Since the construction of Interstate 95, a north-south corridor intended to facilitate efficient transportation through the city that instead created a physical barrier between the heart of Philadelphia and the waterfront, the area has suffered from reduced land values, lack of pedestrian activity and a separation from the city center. The SNU members’ proposal included replacing I-95 with a series of boulevards, establishing neighborhood-scaled development patterns, reinvigorating the waterfront, moving the corridor back into the central area of the city and its historic and economic areas, and extending the city’s existing grid.
Fast-paced I-95 traffic would be transferred to this network of boulevards designed in accordance with the regulations of the Institute for Traffic Engineers’ “Designing Walkable Urban Thoroughfares,” that would also support automobile, bicycle, and pedestrian traffic and provide on-street parking on local side streets. Connecting these boulevards to the grid system of the city would reconnect the riverfront and create development opportunities for the walkable, mixed-use streets also proposed.
For the sixth consecutive year, the 2011 Ed Bacon Student Design Competition challenged students in all disciplines to focus on a real-world urban-design problem. In the spirit of the competition’s namesake, Edmund N. Bacon (head of Philadelphia's City Planning Commission from 1949-1970), the program focuses on encouraging multi-disciplinary, visionary ideas for our urban future. The theme for the 2011 competition was “What Happens When Transportation Corridors and Cities Collide?” When transportation corridors such as highways and rail lines meet dense urban areas, choices must be made about how to balance the needs of the transportation modes and the lively city it intersects. The Center for Architecture challenged the next generation of urban thinkers to propose solutions to integrate Philadelphia’s major transportation corridors into its urban fabric.

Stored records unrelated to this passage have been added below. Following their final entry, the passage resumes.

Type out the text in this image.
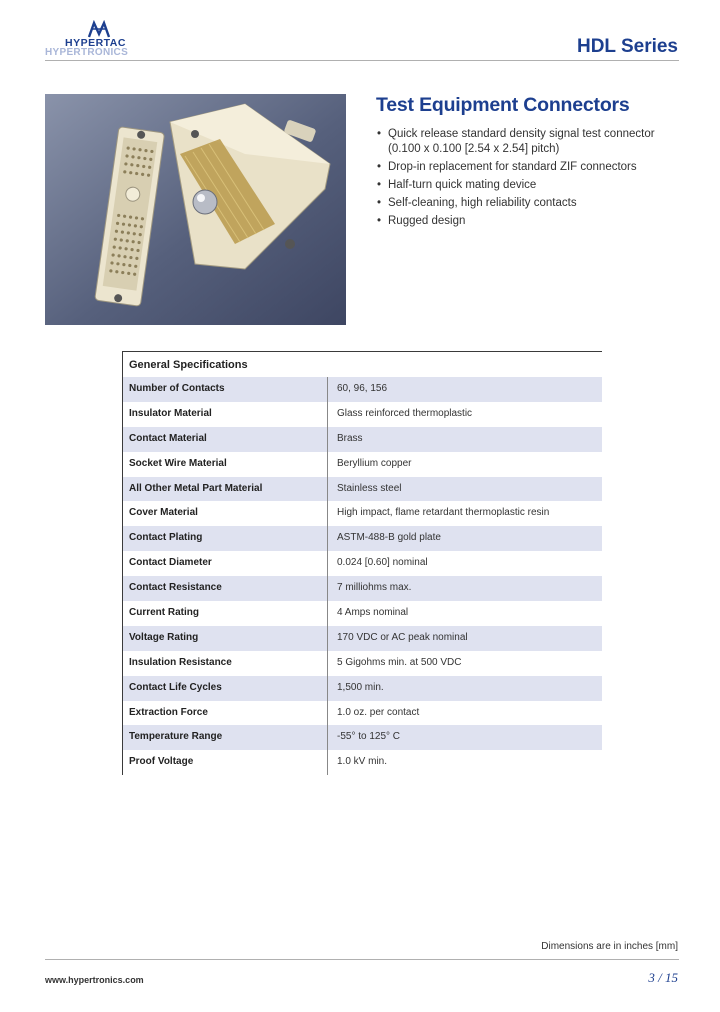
HYPERTAC
HYPERTRONICS	HDL Series
Test Equipment Connectors
• Quick release standard density signal test connector
(0.100 x 0.100 [2.54 x 2.54] pitch)
• Drop-in replacement for standard ZIF connectors
• Half-turn quick mating device
• Self-cleaning, high reliability contacts
• Rugged design
General Specifications
Number of Contacts	60, 96, 156
Insulator Material	Glass reinforced thermoplastic
Contact Material	Brass
Socket Wire Material	Beryllium copper
All Other Metal Part Material	Stainless steel
Cover Material	High impact, flame retardant thermoplastic resin
Contact Plating	ASTM-488-B gold plate
Contact Diameter	0.024 [0.60] nominal
Contact Resistance	7 milliohms max.
Current Rating	4 Amps nominal
Voltage Rating	170 VDC or AC peak nominal
Insulation Resistance	5 Gigohms min. at 500 VDC
Contact Life Cycles	1,500 min.
Extraction Force	1.0 oz. per contact
Temperature Range	-55° to 125° C
Proof Voltage	1.0 kV min.
Dimensions are in inches [mm]
www.hypertronics.com	3 / 15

The Ed Bacon Student Design Competition also awarded an overall first place and prizes for infrastructure, landscape design, and sustainability to groups from the University of Toronto, Georgia Tech, and Temple University. The Notre Dame students will be honored alongside the other winners and 2011 Edmund N. Bacon Prize laureate Jeanette Sadik-Kahn, Commissioner of the New York Department of Transportation, at a February 1 award ceremony at the Philadelphia Center for Architecture.